Fixing a hollow spot without removing the floor involves injecting a low viscosity technical resin through a small hole drilled in the plank. This resin fills the void and hardens to provide structural support. This is a last resort. It is messy. The resin is expensive. It is often a two part epoxy or a specialized polyurethane. You drill a 1/8 inch hole in a dark grain line or a knot in the laminate pattern. You pump the liquid in. You place a heavy weight on the spot. The resin spreads out. It fills the air pocket. It cures. Now, when you step there, the floor is solid. But you have a hole to hide. You use a floor repair wax kit. You melt the wax into the hole. You level it. If you are good, nobody sees it. If you are sloppy, it looks like a cigarette burn. This is why I always tell people to spend the money on floor leveling first. A bag of self leveler is thirty bucks. A resin injection kit is eighty. Plus your time. Plus the risk of the resin squishing out of the joints and ruining the finish. Do the work on the front end. Level the floor. Use a high quality underlayment with a high compression strength. Cheap underlayment is just foam. It compresses too much. It creates its own hollow spots as it wears down. You want something with a high density. It supports the joints. It dampens the sound.

  • Check subfloor moisture levels before installation.
  • Use a 10 foot straight edge to identify low spots.
  • Apply a primer before using self-leveling compounds on concrete.
  • Ensure the underlayment is not overlapped at the seams.
  • Vacuum the subfloor twice to remove every pebble and grain of sand.
  • Maintain a consistent indoor temperature for 48 hours before laying planks.
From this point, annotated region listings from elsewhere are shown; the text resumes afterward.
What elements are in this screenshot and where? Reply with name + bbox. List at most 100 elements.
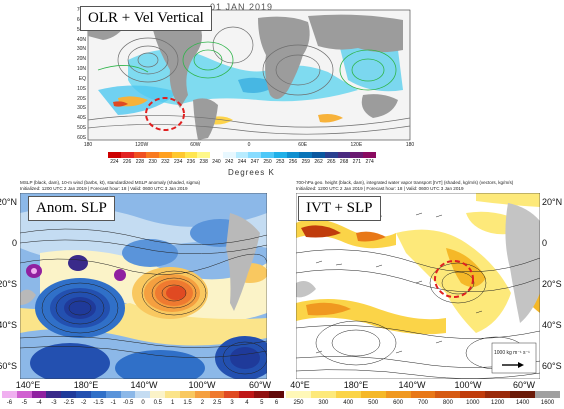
olr-colorbar-label: 268 — [339, 159, 349, 165]
slp-colorbar-swatch — [224, 391, 240, 398]
olr-colorbar-swatch — [235, 152, 249, 158]
olr-colorbar-swatch — [248, 152, 261, 158]
slp-colorbar-swatch — [2, 391, 17, 398]
slp-colorbar-label: -6 — [6, 400, 13, 406]
olr-lon-label: 120E — [350, 142, 363, 148]
ivt-highlight-circle — [434, 260, 474, 298]
olr-map — [87, 9, 411, 141]
olr-panel-title: OLR + Vel Vertical — [80, 6, 212, 31]
slp-lat-label: 60°S — [0, 361, 17, 371]
slp-colorbar-swatch — [120, 391, 136, 398]
olr-colorbar-label: 253 — [276, 159, 285, 165]
slp-lon-label: 60°W — [248, 380, 272, 390]
slp-lon-label: 140°W — [130, 380, 158, 390]
olr-lat-label: 10S — [77, 85, 86, 92]
olr-colorbar-swatch — [210, 152, 223, 158]
slp-lat-label: 40°S — [0, 320, 17, 330]
olr-lon-label: 180 — [405, 142, 415, 148]
ivt-vector-scale: 1000 kg m⁻¹ s⁻¹ — [494, 350, 530, 356]
ivt-lat-label: 20°S — [542, 279, 562, 289]
ivt-map — [296, 193, 540, 379]
ivt-colorbar-label: 1400 — [515, 400, 530, 406]
ivt-panel-title: IVT + SLP — [298, 196, 381, 221]
slp-colorbar-swatch — [209, 391, 225, 398]
olr-date: 01 JAN 2019 — [210, 2, 274, 12]
olr-colorbar-label: 247 — [250, 159, 259, 165]
slp-colorbar-label: 2.5 — [213, 400, 222, 406]
olr-lat-label: EQ — [78, 75, 86, 82]
ivt-colorbar-swatch — [360, 391, 386, 398]
slp-colorbar-label: -3 — [51, 400, 57, 406]
slp-colorbar-label: -0.5 — [122, 400, 134, 406]
olr-highlight-circle — [145, 97, 185, 131]
ivt-colorbar-label: 250 — [293, 400, 304, 406]
olr-colorbar-label: 228 — [135, 159, 145, 165]
slp-colorbar-swatch — [135, 391, 151, 398]
slp-colorbar-label: 6 — [274, 400, 279, 406]
slp-colorbar-swatch — [46, 391, 62, 398]
olr-colorbar-label: 256 — [288, 159, 298, 165]
ivt-colorbar-label: 1600 — [540, 400, 555, 406]
olr-colorbar-label: 236 — [186, 159, 196, 165]
ivt-colorbar-label: 500 — [368, 400, 379, 406]
slp-colorbar-label: -5 — [21, 400, 27, 406]
olr-colorbar-label: 230 — [148, 159, 157, 165]
slp-colorbar-swatch — [165, 391, 180, 398]
ivt-header-line1: 700-hPa geo. height (black, dam), integr… — [296, 180, 514, 185]
olr-colorbar-swatch — [299, 152, 312, 158]
slp-colorbar-swatch — [254, 391, 269, 398]
ivt-lon-label: 60°W — [512, 380, 536, 390]
slp-map — [20, 193, 267, 379]
slp-lon-label: 180°E — [73, 380, 99, 390]
olr-panel: 70N60N50N40N30N20N10NEQ10S20S30S40S50S60… — [58, 0, 416, 165]
slp-colorbar-swatch — [194, 391, 210, 398]
olr-lat-label: 50S — [77, 125, 86, 132]
ivt-lon-label: 140°W — [398, 380, 426, 390]
olr-colorbar-swatch — [197, 152, 210, 158]
ivt-colorbar-label: 1200 — [491, 400, 505, 406]
olr-colorbar-swatch — [261, 152, 274, 158]
olr-units: Degrees K — [228, 168, 275, 177]
olr-colorbar-swatch — [159, 152, 172, 158]
olr-lon-label: 180 — [83, 142, 93, 148]
olr-colorbar-label: 224 — [110, 159, 119, 165]
ivt-header-line2: Initialized: 1200 UTC 2 Jan 2019 | Forec… — [296, 186, 464, 191]
slp-lon-label: 140°E — [15, 380, 41, 390]
slp-colorbar-label: 3 — [230, 400, 234, 406]
ivt-lon-label: 180°E — [343, 380, 369, 390]
ivt-colorbar-label: 700 — [417, 400, 429, 406]
slp-header-line2: Initialized: 1200 UTC 2 Jan 2019 | Forec… — [20, 186, 188, 191]
olr-colorbar-label: 274 — [365, 159, 374, 165]
slp-colorbar-swatch — [179, 391, 195, 398]
olr-colorbar-label: 238 — [199, 159, 208, 165]
slp-header-line1: MSLP (black, dam), 10-m wind (barbs, kt)… — [20, 180, 201, 185]
olr-lat-label: 40S — [77, 115, 86, 122]
slp-colorbar-label: 1.5 — [183, 400, 192, 406]
olr-colorbar-swatch — [120, 152, 134, 158]
slp-colorbar-label: -4 — [36, 400, 42, 406]
slp-lat-label: 20°N — [0, 197, 17, 207]
olr-colorbar-swatch — [171, 152, 185, 158]
olr-colorbar-swatch — [350, 152, 363, 158]
slp-colorbar-swatch — [90, 391, 106, 398]
ivt-colorbar-swatch — [286, 391, 311, 398]
slp-panel — [20, 193, 267, 379]
slp-panel-title: Anom. SLP — [28, 196, 115, 221]
ivt-colorbar-label: 1000 — [466, 400, 480, 406]
olr-lat-label: 40N — [76, 36, 86, 43]
ivt-colorbar-swatch — [460, 391, 486, 398]
slp-colorbar-label: 0 — [141, 400, 145, 406]
slp-colorbar-label: 2 — [200, 400, 205, 406]
olr-colorbar-swatch — [286, 152, 300, 158]
slp-colorbar-label: -1 — [110, 400, 116, 406]
olr-lat-label: 20N — [76, 56, 86, 63]
ivt-colorbar-label: 300 — [318, 400, 329, 406]
slp-colorbar-swatch — [61, 391, 77, 398]
slp-colorbar-label: -2.5 — [63, 400, 74, 406]
slp-colorbar-label: 1 — [171, 400, 175, 406]
olr-lon-label: 120W — [135, 142, 149, 148]
ivt-colorbar-label: 800 — [442, 400, 453, 406]
slp-lat-label: 0 — [11, 238, 17, 248]
ivt-colorbar-swatch — [535, 391, 560, 398]
slp-colorbar-label: 0.5 — [153, 400, 162, 406]
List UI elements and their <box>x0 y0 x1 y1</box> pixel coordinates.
The 1/8 inch that ruins everything

A subfloor deviation of just 1/8 inch can cause enough deflection to break the locking mechanism of a laminate floor over time. Precision in the leveling phase is the difference between a 20 year floor and a 2 year floor. I have seen guys try to fix dips with layers of roofing felt or extra underlayment. Do not do this. Underlayment is soft. If you stack it, you create a soft spot. The floor will bounce. The bounce is just as bad as the hollow. You need a rigid fix. If the subfloor is wood, use a floor patch that hardens like stone. If it is concrete, use a leveler that flows like water. You want a flat, boring, dead surface. That is the secret to a great install. When I walk onto a job and see a perfectly level slab, I know it is going to be a good day. When I see a slab that looks like the surface of the moon, I know I am going to be there for a week. Homeowners do not want to hear that. They want the pretty planks. But the pretty planks are just a veneer. The real floor is the concrete beneath it. If you treat that concrete with respect, your laminate will sound solid. It will feel solid. It will last. If you ignore the slab, the tap test will find you out. It always does. The sound of a hollow floor is the sound of a shortcut. Do not take shortcuts. Do the work. Grind the high spots. Fill the low spots. Then, and only then, open the boxes of flooring. You will thank me in ten years when your floor is still quiet.